Von allen Leuten in Abes Umfeld bewunderte Sarah Diane Bellamy am allermeisten. Sie musste nie die Stimme erheben, um Aufmerksamkeit zu erringen, ihre Persönlichkeit und stille Grazie besorgten das von selbst. Sarah wünschte sich so sehr, sie wäre wie sie, elegant und selbstbewusst und sich ihres Platzes in der Welt gewiss.
Nachdem sie die Erde mit einem Taschentuch von den glänzenden Holzdielen entfernt hatte, knüllte sie es zusammen und steckte es wieder in die Tasche ihres trägerlosen Paillettenkleids, die bei einem Clubbesuch gerade mal Platz für ein Handy und einen Ausweis bot. Sie hatte es heute Abend angezogen, weil sie sich darin hübsch fand, aber mehr noch, weil Abe sie beim letzten Mal, als sie es trug, zu einem leidenschaftlichen Kuss zu sich herangezogen hatte.
»Abe?«, rief sie wieder, dabei stahl sich ein Zittern in ihren hoffnungsvollen Ton.
Sie spürte einen Kloß im Hals.
Er hatte sie wieder allein gelassen, war verschwunden, um sich ohne sie seinen Dämonen zu stellen – wahlweise in Gesellschaft der Menschen, die er tatsächlich liebte: Fox, Noah und David, seine Bandkollegen und besten Freunde.
Sarah wusste, dass sie ihnen dankbar sein sollte, und sie war es auch. Sie würde alles akzeptieren, was Abe half. Sie wünschte nur, er würde sie nicht ausschließen. Seine Reserviertheit war wie eine Steinmauer, die sie nicht durchbrechen konnte, egal, wie sehr sie sich anstrengte.
Trotz all der guten Zeiten in ihrer Ehe, der Momente, in denen sie zusammen lachten, der vielen Nächte, die sie eng umschlungen verbrachten, waren sie sich nie mehr so nah gewesen wie in der Nacht ihrer ersten Begegnung.
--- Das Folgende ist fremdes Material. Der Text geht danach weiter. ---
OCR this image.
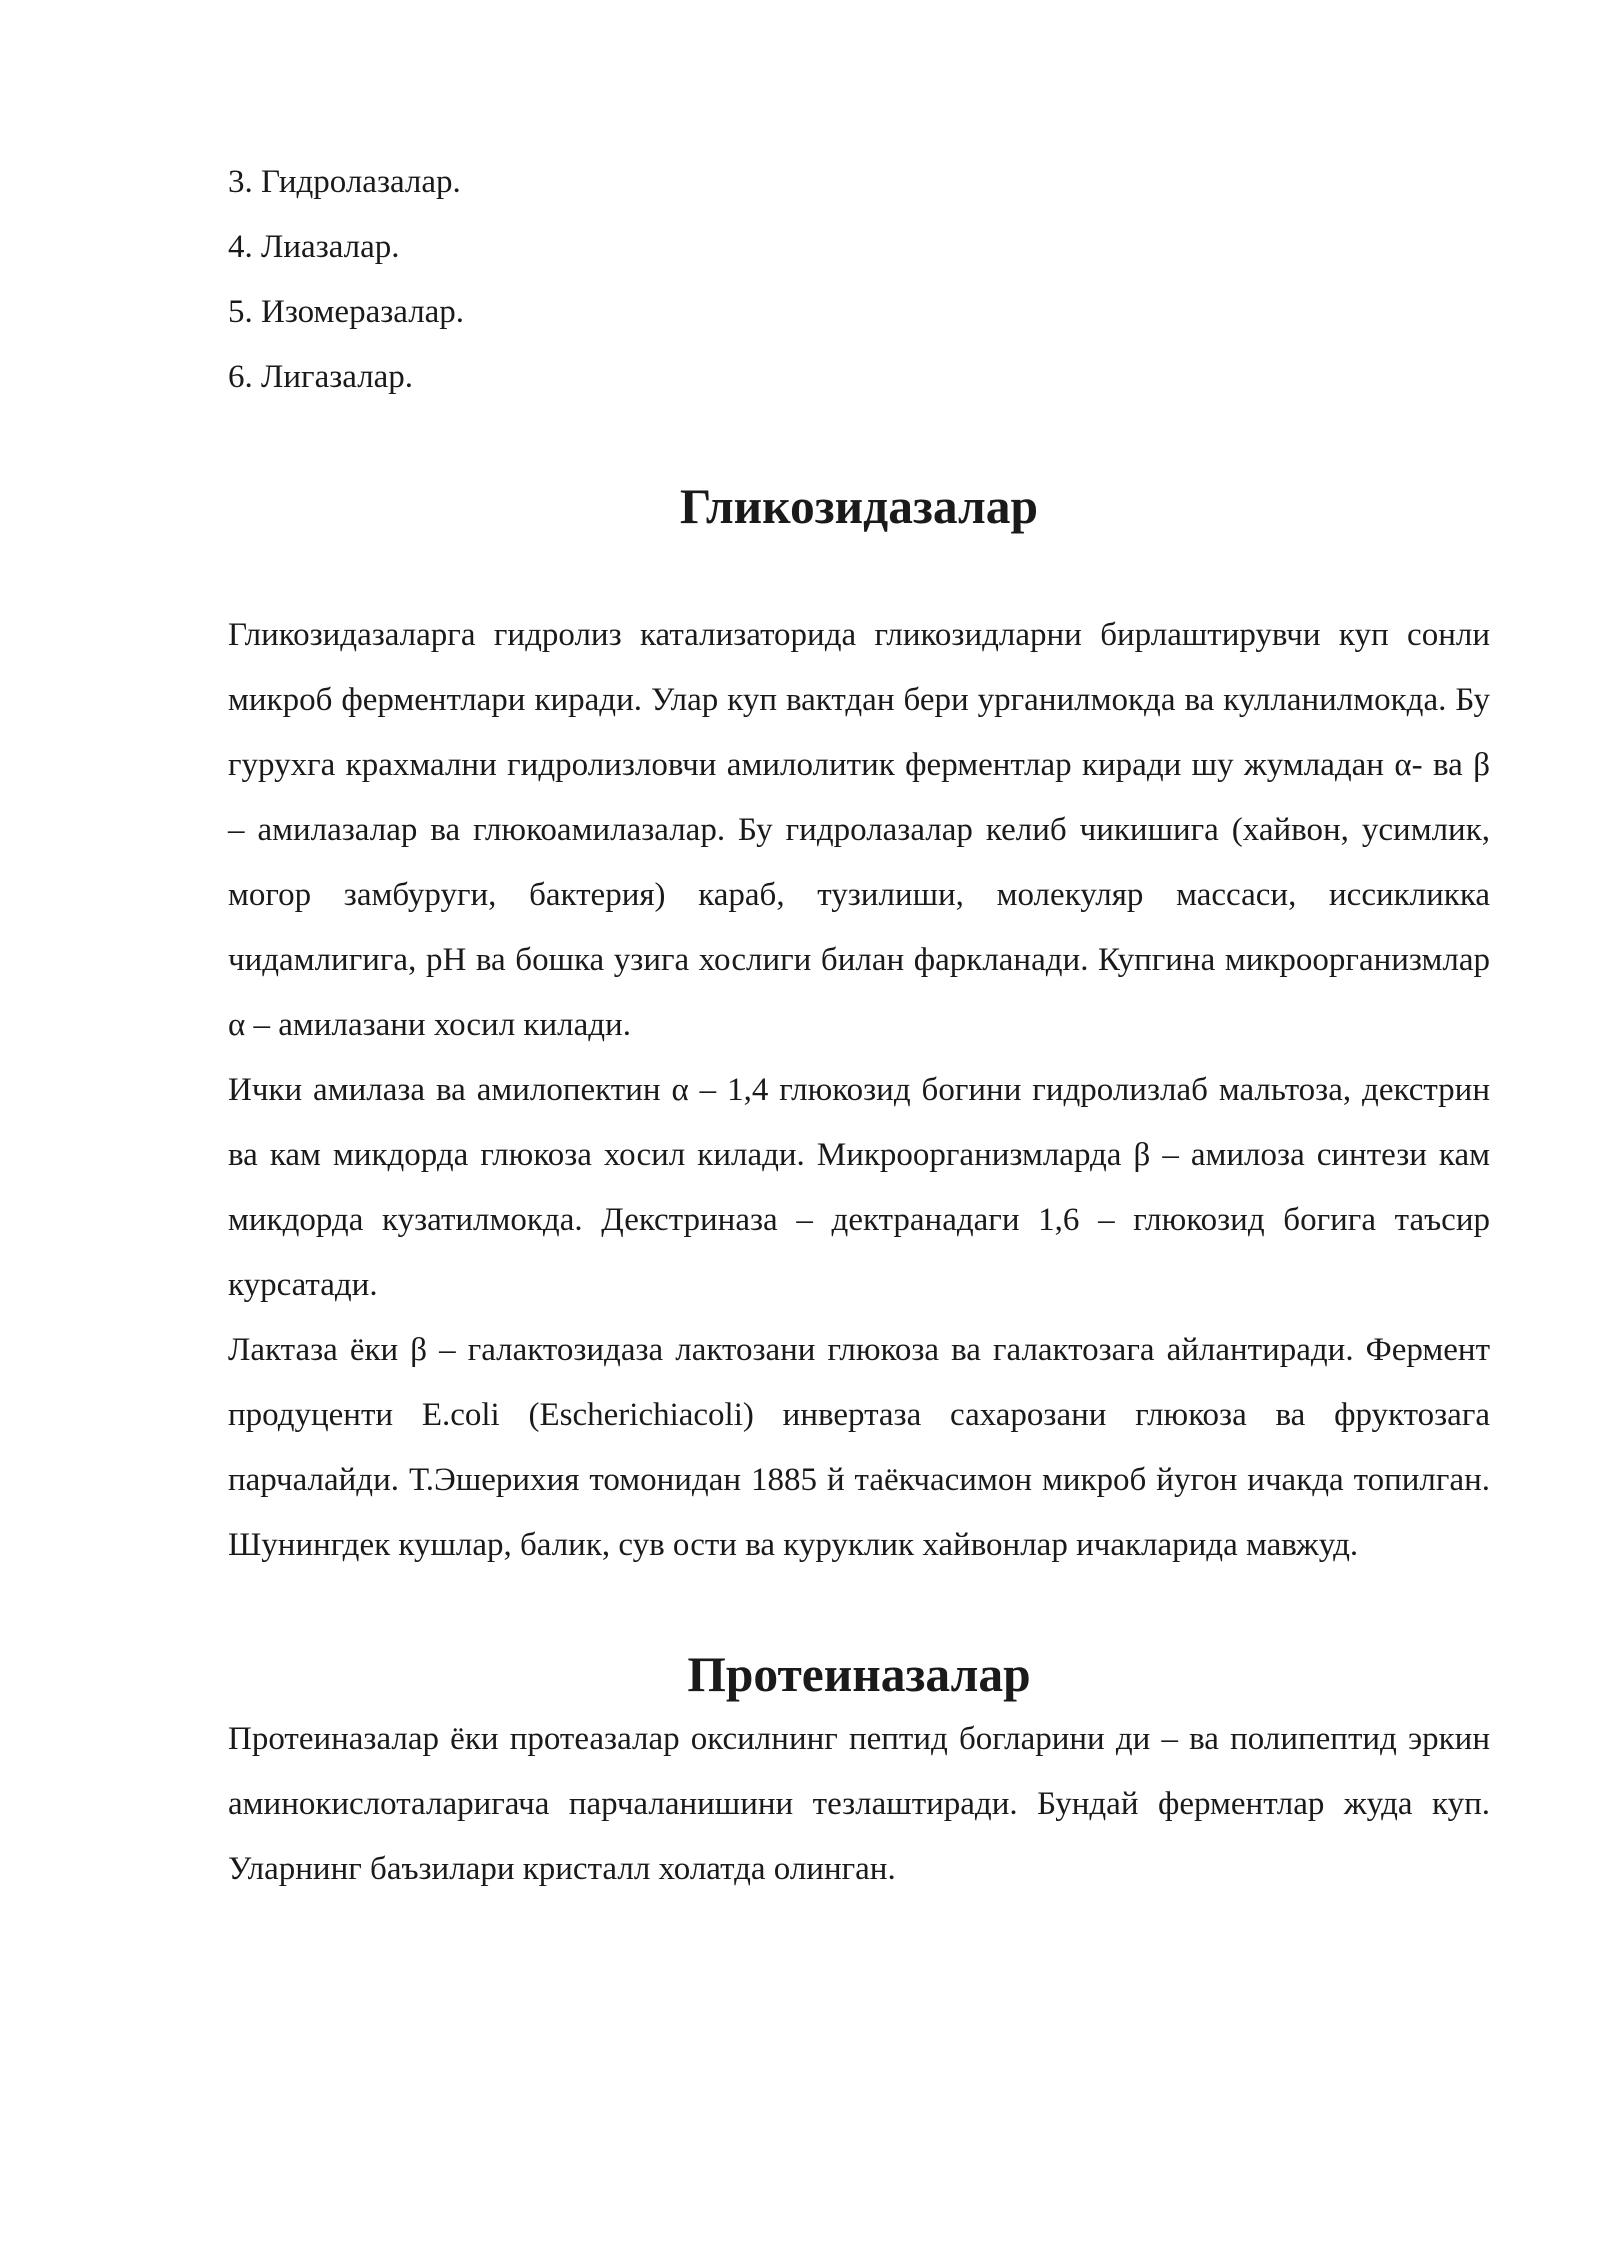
3. Гидролазалар.

4. Лиазалар.

5. Изомеразалар.

6. Лигазалар.

Гликозидазалар

Гликозидазаларга гидролиз катализаторида гликозидларни бирлаштирувчи куп сонли микроб ферментлари киради. Улар куп вактдан бери урганилмокда ва кулланилмокда. Бу гурухга крахмални гидролизловчи амилолитик ферментлар киради шу жумладан α- ва β – амилазалар ва глюкоамилазалар. Бу гидролазалар келиб чикишига (хайвон, усимлик, могор замбуруги, бактерия) караб, тузилиши, молекуляр массаси, иссикликка чидамлигига, pH ва бошка узига хослиги билан фаркланади. Купгина микроорганизмлар α – амилазани хосил килади.

Ички амилаза ва амилопектин α – 1,4 глюкозид богини гидролизлаб мальтоза, декстрин ва кам микдорда глюкоза хосил килади. Микроорганизмларда β – амилоза синтези кам микдорда кузатилмокда. Декстриназа – дектранадаги 1,6 – глюкозид богига таъсир курсатади.

Лактаза ёки β – галактозидаза лактозани глюкоза ва галактозага айлантиради. Фермент продуценти E.coli (Escherichiacoli) инвертаза сахарозани глюкоза ва фруктозага парчалайди. Т.Эшерихия томонидан 1885 й таёкчасимон микроб йугон ичакда топилган. Шунингдек кушлар, балик, сув ости ва куруклик хайвонлар ичакларида мавжуд.

Протеиназалар

Протеиназалар ёки протеазалар оксилнинг пептид богларини ди – ва полипептид эркин аминокислоталаригача парчаланишини тезлаштиради. Бундай ферментлар жуда куп. Уларнинг баъзилари кристалл холатда олинган.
Er war allein gewesen an jenem Abend und so schutzlos in seinem Schmerz, dass sie das tiefe Bedürfnis überkommen hatte, ihn zu trösten. Sie hatte ihn in den Armen gehalten und ihm später dann ihren Körper geschenkt. Damals hatte sie nichts von Tessies Tod gewusst, sondern nur gespürt, dass er sie brauchte und sie diesem Mann, der ihrer Seele Leben einhauchte, alles geben wollte. Nicht einmal die Erkenntnis, dass er in einer völlig anderen Liga spielte als sie, hatte sie stoppen können. Sie war die Motte, die seine Flamme umschwirrte.
Da bist du ja, hatte eine innere Stimme geflüstert, als er sie zum ersten Mal angesprochen hatte. Ich warte schon so lange auf dich.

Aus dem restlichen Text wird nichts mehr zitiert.